Bessel Van Der Kolk
M.D.
Bessel A. van der Kolk M.D. is a pioneer clinician, researcher, and teacher in the area of posttraumatic stress. His work uniquely integrates developmental, neurobiological, psychodynamic, somatic, and interpersonal aspects of the impact of trauma and its treatment.
His #1 New York Times Science bestseller, The Body Keeps the Score: Brain, Mind, and Body in the Treatment of Trauma transform our understanding of traumatic stress, revealing how it literally rearranges the brain’s wiring—specifically areas dedicated to pleasure, engagement, control, and trust. He shows how these areas can be reactivated through innovative treatments including bodywork, psychodrama, mindfulness techniques, parts work, yoga, and neurofeedback, Dr. van der Kolk and his various collaborators have published extensively on the impact of trauma on development, such as dissociative problems, borderline personality and self-mutilation, cognitive development, memory, and the psychobiology of trauma. He has published over 150 peer-reviewed scientific articles on such diverse topics as neuroimaging, self-injury, memory, neurofeedback, Developmental Trauma, yoga, theater, and EMDR.
He is the founder of the Trauma Research Foundation, formerly the Trauma Center, in Boston, MA; past President of the International Society for Traumatic Stress Studies, and Professor of Psychiatry at Boston University Medical School. He regularly teaches at universities and hospitals around the world.

Richard Schwartz
Ph.D.
Richard Schwartz began his career as a systemic family therapist and an academic. Grounded in systems thinking, Dr. Schwartz developed Internal Family Systems (IFS) in response to clients’ descriptions of various parts within themselves. He focused on the relationships among these parts and noticed that there were systemic patterns to the way they were organized across clients. He also found that when the clients’ parts felt safe and were allowed to relax, the clients would experience spontaneously the qualities of confidence, openness, and compassion that Dr. Schwartz came to call the Self. He found that when in that state of Self, clients would know how to heal their parts.

Stephen Porges
Ph.D.
Stephen W. Porges, Ph.D. is a Distinguished University Scientist at Indiana University where he is the founding director of the Traumatic Stress Research Consortium.

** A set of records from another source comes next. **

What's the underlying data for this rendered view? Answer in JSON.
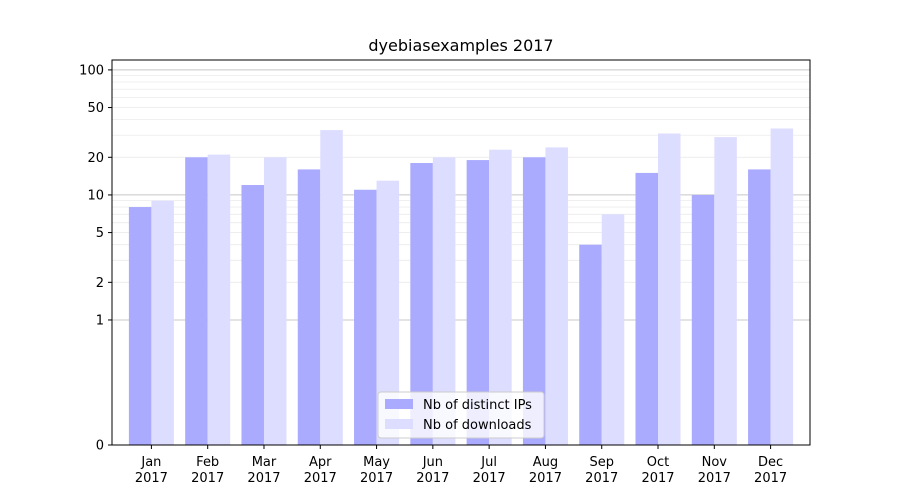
{
  "chart_data": {
    "type": "bar",
    "title": "dyebiasexamples 2017",
    "xlabel": "",
    "ylabel": "",
    "y_scale": "symlog",
    "ylim": [
      0,
      120
    ],
    "yticks": [
      0,
      1,
      2,
      5,
      10,
      20,
      50,
      100
    ],
    "ytick_labels": [
      "0",
      "1",
      "2",
      "5",
      "10",
      "20",
      "50",
      "100"
    ],
    "categories": [
      "Jan\n2017",
      "Feb\n2017",
      "Mar\n2017",
      "Apr\n2017",
      "May\n2017",
      "Jun\n2017",
      "Jul\n2017",
      "Aug\n2017",
      "Sep\n2017",
      "Oct\n2017",
      "Nov\n2017",
      "Dec\n2017"
    ],
    "category_lines": [
      [
        "Jan",
        "2017"
      ],
      [
        "Feb",
        "2017"
      ],
      [
        "Mar",
        "2017"
      ],
      [
        "Apr",
        "2017"
      ],
      [
        "May",
        "2017"
      ],
      [
        "Jun",
        "2017"
      ],
      [
        "Jul",
        "2017"
      ],
      [
        "Aug",
        "2017"
      ],
      [
        "Sep",
        "2017"
      ],
      [
        "Oct",
        "2017"
      ],
      [
        "Nov",
        "2017"
      ],
      [
        "Dec",
        "2017"
      ]
    ],
    "series": [
      {
        "name": "Nb of distinct IPs",
        "color": "#aaaaff",
        "values": [
          8,
          20,
          12,
          16,
          11,
          18,
          19,
          20,
          4,
          15,
          10,
          16
        ]
      },
      {
        "name": "Nb of downloads",
        "color": "#ddddff",
        "values": [
          9,
          21,
          20,
          33,
          13,
          20,
          23,
          24,
          7,
          31,
          29,
          34
        ]
      }
    ],
    "grid": "y major and minor",
    "legend_position": "bottom-center"
  }
}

He is Professor of Psychiatry at the University of North Carolina, and Professor Emeritus at both the University of Illinois at Chicago and the University of Maryland. He served as president of the Society for Psychophysiological Research and the Federation of Associations in Behavioral & Brain Sciences and is a former recipient of a National Institute of Mental Health Research Scientist Development Award. He has published more than 300 peer-reviewed papers across several disciplines including anesthesiology, biomedical engineering, critical care medicine, ergonomics, exercise physiology, gerontology, neurology, neuroscience, obstetrics, pediatrics, psychiatry, psychology, psychometrics, space medicine, and substance abuse.

Margaret Blaustein
Ph.D.
Margaret Blaustein is a practicing clinical psychologist whose career has focused on the understanding and treatment of complex childhood trauma and its sequelae. With an emphasis on the importance of understanding the child-, the family-, and the provider-in-context, her study has focused on identification and translation of key principles of intervention across treatment settings, building from the foundational theories of childhood development, attachment, and traumatic stress. With Kristine Kinniburgh, Dr. Blaustein is co-developer of the Attachment, Self-Regulation, and Competency (ARC) treatment framework (Kinniburgh & Blaustein, 2005), and co-author of the text, Treating Complex Trauma in Children and Adolescents: Fostering Resilience through Attachment, Self-Regulation, and Competence (Blaustein & Kinniburgh, 2010). She has provided extensive training and consultation to providers within the US and abroad. Dr. Blaustein is currently Director of the Center for Trauma Training in Needham, MA, and is past Division Director for Trauma Training and Education at The Trauma Center at JRI. She is actively involved in local, regional, and national collaborative groups dedicated to the empathic, respectful, and effective provision of services to this population.

Elizabeth Warner
Psy.D.
Elizabeth Warner is a licensed psychologist with 40 years of experience working with children and families in psychiatric inpatient and outpatient settings, schools, mental health clinics and residential treatment, as well as in her private practice. Early in her career, she spent 15 years working with severely disordered children including traumatized children and their parents, using innovative treatment methodologies and videotape for process study at the Language & Cognitive Development Center.